Friday, June 7, 2013

Akan Selalu Ada


Dalam diam aku duduk sendiri di sudut rumah makan ini. Dengan segelas strawberry juice yang sudah hampir habis. Entah kenapa dari tadi aku hanya menatap kosong layar laptop ku dan banyak menghela napas.


Aku teringat sesuatu. Mimpiku semalam. Mimpi aneh.


Di salah satu ruang kelas sekolah ku, aku duduk di sana.
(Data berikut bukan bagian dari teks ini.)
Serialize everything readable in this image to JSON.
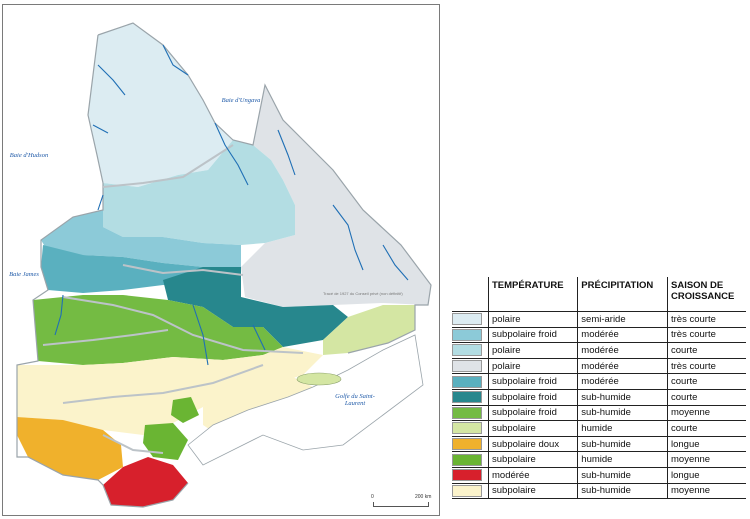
{
  "water_labels": {
    "ungava": "Baie d'Ungava",
    "hudson": "Baie d'Hudson",
    "james": "Baie James",
    "golfe": "Golfe du Saint-Laurent"
  },
  "scale": {
    "start": "0",
    "end": "200 km"
  },
  "credit": "Tracé de 1927 du Conseil privé (non définitif)",
  "legend": {
    "headers": {
      "temperature": "TEMPÉRATURE",
      "precipitation": "PRÉCIPITATION",
      "season": "SAISON DE CROISSANCE"
    },
    "rows": [
      {
        "color": "#dcecf2",
        "temperature": "polaire",
        "precipitation": "semi-aride",
        "season": "très courte"
      },
      {
        "color": "#8ccad8",
        "temperature": "subpolaire froid",
        "precipitation": "modérée",
        "season": "très courte"
      },
      {
        "color": "#b3dde3",
        "temperature": "polaire",
        "precipitation": "modérée",
        "season": "courte"
      },
      {
        "color": "#dfe3e7",
        "temperature": "polaire",
        "precipitation": "modérée",
        "season": "très courte"
      },
      {
        "color": "#5ab0bf",
        "temperature": "subpolaire froid",
        "precipitation": "modérée",
        "season": "courte"
      },
      {
        "color": "#27878d",
        "temperature": "subpolaire froid",
        "precipitation": "sub-humide",
        "season": "courte"
      },
      {
        "color": "#74bb43",
        "temperature": "subpolaire froid",
        "precipitation": "sub-humide",
        "season": "moyenne"
      },
      {
        "color": "#d4e6a3",
        "temperature": "subpolaire",
        "precipitation": "humide",
        "season": "courte"
      },
      {
        "color": "#f0b12c",
        "temperature": "subpolaire doux",
        "precipitation": "sub-humide",
        "season": "longue"
      },
      {
        "color": "#6ab533",
        "temperature": "subpolaire",
        "precipitation": "humide",
        "season": "moyenne"
      },
      {
        "color": "#d7202c",
        "temperature": "modérée",
        "precipitation": "sub-humide",
        "season": "longue"
      },
      {
        "color": "#fbf3cb",
        "temperature": "subpolaire",
        "precipitation": "sub-humide",
        "season": "moyenne"
      }
    ]
  }
}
Seperti biasa ketika kegiatan belajar mengajar berlangsung. Sama sekali tidak ada kejanggalan. Namun, tiba-tiba pintu kelas terbuka. Masuk lah wali kelas ku dengan seorang anak laki-laki berpostur tubuh tinggi dan kurus. Dia putih dan tampan. Sangat tampan.

"Tolong perhatiannya ya anak-anak semua, ini ada anak baru yang akan sekelas dengan kalian. Ki, coba kamu perkenalkan diri kamu."

"Pagi semuanya. Nama saya Riski Adana. Saya biasa dipanggil Kiki. Pindahan dari Malang. Salam kenal semuanya."


Aku yang tidak memperhatikannya karena tidak tertarik, tiba-tiba tersedak air ludah ku sendiri ketika mendengar nama itu.

"Apa? Riski Adana? Tidak mungkin teman saya waktu dulu kan. Amin. Amin. Ya Tuhan.."


Dari sini saja mimpiku sudah aneh.


Mimpiku seperti ditekan tombol forward. Aku sudah berada di situasi sedang istirahat.

"Ata! Lihat PR lo dong. Nyocokin. Hehehe."


Seperti biasa. Mencocokkan jawaban PR itu hanya alasan klise. Padahal ada niat "busuk" di dalam mencocokkan itu.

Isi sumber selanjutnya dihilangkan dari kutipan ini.